Déclaration d’Etelle Higonnet, Directrice Afrique de Mighty Earth
BONN, Allemagne, le 16 novembre — L’industrie du chocolat a décidé aujourd’hui de mettre fin à la déforestation liée à la culture du cacao en Afrique de l’Ouest. Après avoir connu un passé amer, les forêts d’Afrique peuvent désormais aspirer à des lendemains meilleurs.
En promettant de mettre un terme à la destruction de ces forêts et de restaurer les zones précédemment détruites, un véritable avenir pour la faune et la flore d’Afrique de l’Ouest se dessine.
Cette annonce intervient après l’enquête de Mighty Earth sur l’industrie du cacao en Côte d’Ivoire et au Ghana, qui a montré que la production de cacao entraînait une déforestation massive, notamment dans les aires protégées comme les parcs nationaux ou forêts classes, qui constituent parmi les dermiers habitats ouest africains pour les chimpanzés et éléphants de forêt.
Le pacte signé aujourd’hui n’est que le début d’un long chemin à parcourir, car plus de 90 % des forêts de Côte d’Ivoire ont disparu et 7 000 kilomètres carrés de forêts ont été défrichés au Ghana entre 2001 et 2014. Les éléphants, les chimpanzés et d’autres espèces de singes moins connues, mais non moins remarquables, ont été contraints par l’activité liée à l’industrie du chocolat de se réfugier dans de minuscules parcelles résiduelles de forêt. La tâche sera en effet ardue avant que les consommateurs puissent à nouveau manger en toute bonne conscience le chocolat de leurs marques préférées. Mais ces consommateurs et les Africains de l’Ouest savent au moins que le secteur du chocolat et leurs gouvernements s’attaquent enfin de manière sérieuse au problème.
Le pacte signé aujourd’hui est l’accomplissement d’une croisade menée par un véritable héros des forêts, le prince de Galles. L’engagement personnel sincère et de longue date du prince Charles en faveur de la préservation des forêts tropicales s’est traduit par cette initiative dont on se souviendra peut-être longtemps comme le moment à partir duquel les forêts d’Afrique de l’Ouest ont commencé à repousser.
Cette avancée est bien sûr le fruit d’un travail d’équipe. Un projet de cette envergure n’aurait tout simplement pas pu voir le jour sans la participation des gouvernements ghanéen et ivoirien, la créativité et les efforts sans faille de la fondation Sustainable Trade Initiative (IDH) et de la Fondation mondiale du cacao . Le secteur du chocolat a entendu les centaines de milliers de consommateurs à travers le monde qui veulent pouvoir s’adonner à leur plaisir coupable sans arrière-pensées. Les gouvernements d’Afrique de l’Ouest ont quant à eux écouté leurs citoyens qui réclament la protection et la restauration de leur patrimoine naturel. Merci à la Fondation Arcus dont le soutien a rendu possible ce travail.
Mais ces bonnes intentions doivent maintenant se traduire concrètement et rapidement sur le terrain. Les entreprises hautement lucratives qui pendant des années se sont approvisionnées en cacao dans des parcs nationaux et des aires protégées doivent notamment contribuer financièrement et de manière substantielle à la restauration de ces zones précieuses.
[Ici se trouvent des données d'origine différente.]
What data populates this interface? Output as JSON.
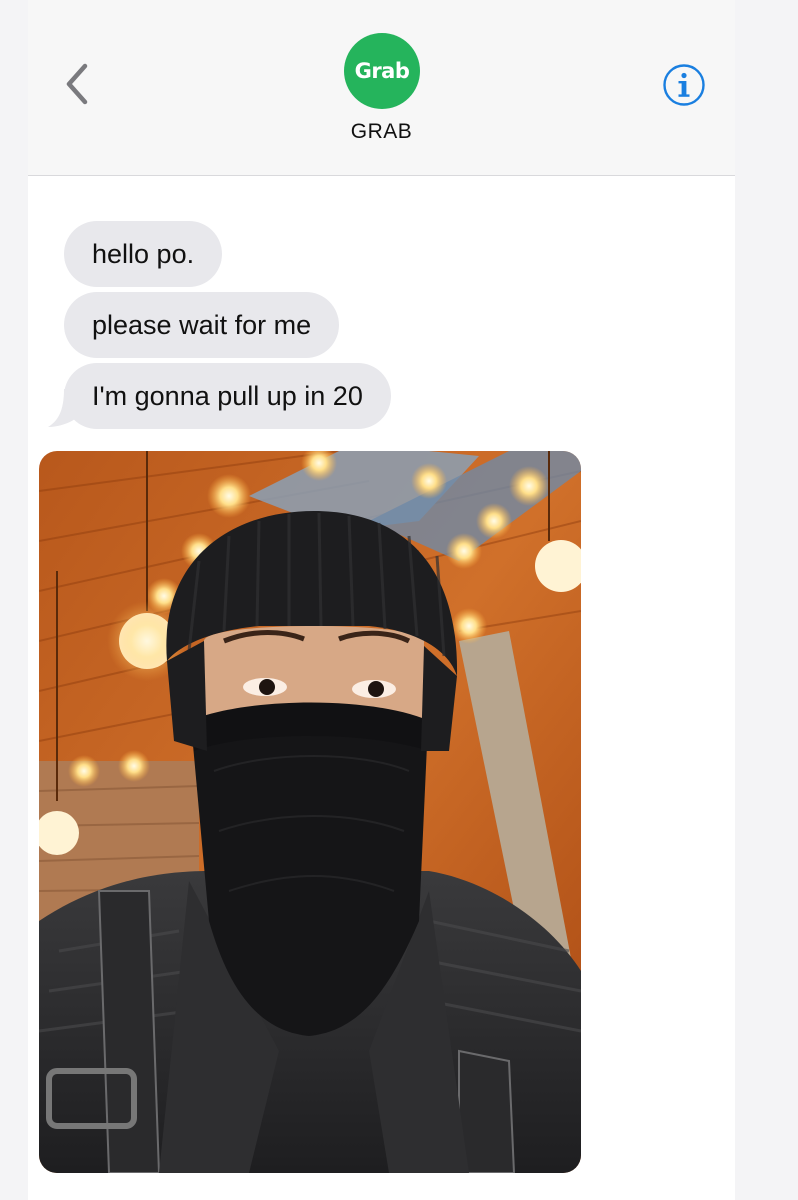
{
  "header": {
    "contact_name": "GRAB",
    "avatar_text": "Grab",
    "back_icon": "chevron-left-icon",
    "info_icon": "info-circle-icon"
  },
  "messages": [
    {
      "text": "hello po."
    },
    {
      "text": "please wait for me"
    },
    {
      "text": "I'm gonna pull up in 20"
    }
  ],
  "colors": {
    "brand": "#25b45c",
    "accent": "#1a7fe0",
    "bubble_incoming": "#e8e8ec"
  }
}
Pour ce secteur dont le chiffre d’affaires est estimé à 100 milliards de dollars par an, adopter ces bonnes pratiques ne représenterait pour chaque entreprise qu’un pour cent de son revenu annuel. Nous veillerons à ce que cela se produise.
Comme prochaine étape, l’industrie du chocolat doit annoncer qu’elle étendra son engagement pour un cacao « zéro déforestation » à la production de chocolat dans le reste du monde. Que ce secteur prenne des mesures pour protéger l’habitat des chimpanzés en Côte d’Ivoire est une initiative formidable. Pour autant, cela ne veut pas dire qu’un consommateur doive se sentir responsable de la mort d’un orang-outan en Indonésie ou d’un paresseux au Pérou en mangeant une tablette de chocolat.
Enfin, l’utilisation généralisée de pesticides par la filière du cacao a considérablement dégradé la qualité des cours d’eau et menacé la santé des communautés locales. Ce secteur devra également renforcer son engagement auprès des travailleurs et des communautés qui vivent à proximité des plantations de cacao en interdisant l’utilisation de pesticides dangereux et en adoptant rapidement des systèmes de cultures biologiques et sous ombrage.